1097. Die schreiende Schlange.

[893] (S. Seifart Th. I. S. 13.)


Wer aus einer Schlange das Fett bratet und sich damit bestreicht, wird stark wie ein Löwe. Das hatte der kleine Jude Veitel, den die Studenten auf dem Domhofe immer Moritz machen181 ließen, auch gehört und dachte sich auf diese Weise an ihnen rächen zu können. Veitel fing also in der alten Mauer am Kehrwieder-Wall eine Schlange und brachte sie seiner Schabbesfrau (die christliche Aufwärterin, welche am Schabbes die Bedienung der jüdischen Familien übernimmt) zum Braten, denn die Juden dürfen keine Schlange in ihr Geschirr nehmen.

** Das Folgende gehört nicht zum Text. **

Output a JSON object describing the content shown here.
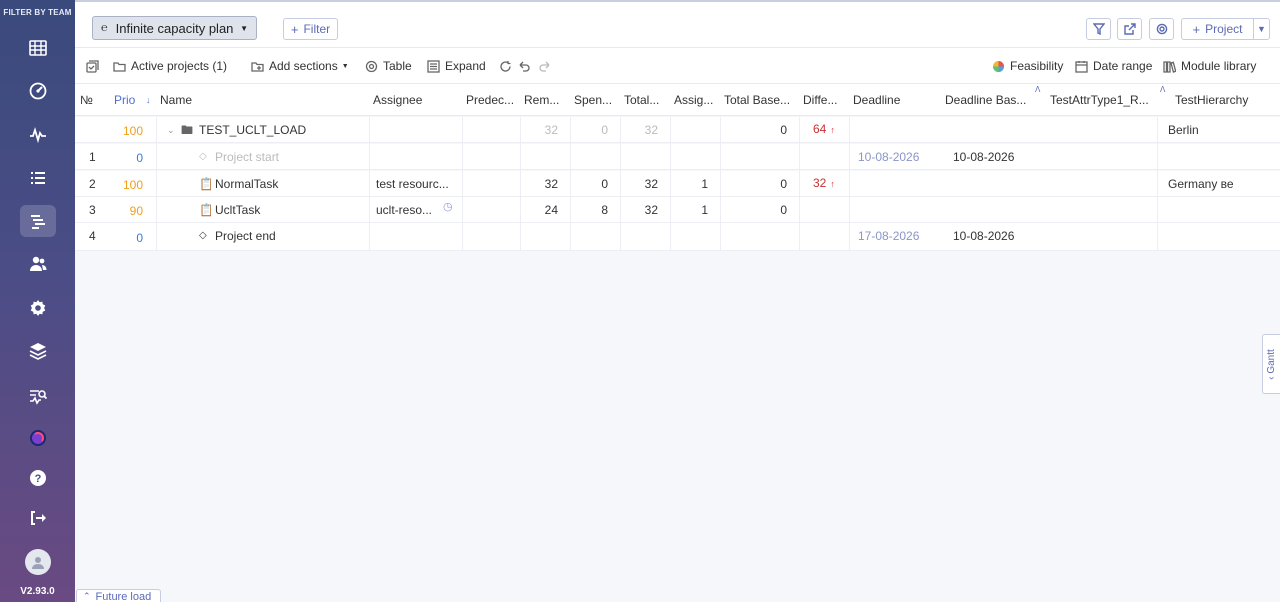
{
  "sidebar": {
    "team_label": "FILTER BY TEAM",
    "version": "V2.93.0",
    "icons": [
      "grid-icon",
      "dashboard-icon",
      "activity-icon",
      "list-icon",
      "gantt-icon",
      "users-icon",
      "settings-icon",
      "layers-icon",
      "search-analytics-icon",
      "brand-logo-icon",
      "help-icon",
      "logout-icon"
    ]
  },
  "topbar": {
    "plan_label": "Infinite capacity plan",
    "filter_label": "Filter",
    "project_label": "Project"
  },
  "toolbar": {
    "active_projects": "Active projects (1)",
    "add_sections": "Add sections",
    "table": "Table",
    "expand": "Expand",
    "feasibility": "Feasibility",
    "date_range": "Date range",
    "module_library": "Module library"
  },
  "columns": {
    "no": "№",
    "prio": "Prio",
    "name": "Name",
    "assignee": "Assignee",
    "predecessors": "Predec...",
    "remaining": "Rem...",
    "spent": "Spen...",
    "total": "Total...",
    "assigned": "Assig...",
    "total_baseline": "Total Base...",
    "difference": "Diffe...",
    "deadline": "Deadline",
    "deadline_baseline": "Deadline Bas...",
    "attr": "TestAttrType1_R...",
    "hierarchy": "TestHierarchy"
  },
  "rows": [
    {
      "no": "",
      "prio": "100",
      "name": "TEST_UCLT_LOAD",
      "assignee": "",
      "rem": "32",
      "spent": "0",
      "total": "32",
      "assig": "",
      "tbase": "0",
      "diff": "64",
      "deadline": "",
      "dbase": "",
      "hier": "Berlin"
    },
    {
      "no": "1",
      "prio": "0",
      "name": "Project start",
      "assignee": "",
      "rem": "",
      "spent": "",
      "total": "",
      "assig": "",
      "tbase": "",
      "diff": "",
      "deadline": "10-08-2026",
      "dbase": "10-08-2026",
      "hier": ""
    },
    {
      "no": "2",
      "prio": "100",
      "name": "NormalTask",
      "assignee": "test resourc...",
      "rem": "32",
      "spent": "0",
      "total": "32",
      "assig": "1",
      "tbase": "0",
      "diff": "32",
      "deadline": "",
      "dbase": "",
      "hier": "Germany ве"
    },
    {
      "no": "3",
      "prio": "90",
      "name": "UcltTask",
      "assignee": "uclt-reso...",
      "rem": "24",
      "spent": "8",
      "total": "32",
      "assig": "1",
      "tbase": "0",
      "diff": "",
      "deadline": "",
      "dbase": "",
      "hier": ""
    },
    {
      "no": "4",
      "prio": "0",
      "name": "Project end",
      "assignee": "",
      "rem": "",
      "spent": "",
      "total": "",
      "assig": "",
      "tbase": "",
      "diff": "",
      "deadline": "17-08-2026",
      "dbase": "10-08-2026",
      "hier": ""
    }
  ],
  "gantt_tab": "Gantt",
  "future_load": "Future load"
}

Auch die Schabbesfrau wollte erst nicht daran und so gab ihr denn Veitel einen Gulden und die Frau warf die Schlange in die Pfanne. Da schrie aber auf einmal die Schlange in der Schüssel: »Schma Jesröel! Schma Jesröel!« Da merkte Veitel auf einmal, welche große Sünde er gethan hatte, und dachte nicht mehr daran, daß er stärker werden wollte, als ihn Gott gemacht hatte.

181

Eigentlich »Morth machen« d.h. eine gezwungene Verbeugung machen.

Quelle:
Johann Georg Theodor Grässe: Sagenbuch des Preußischen Staates 1–2, Band 2, Glogau 1868/71, S. 893-894.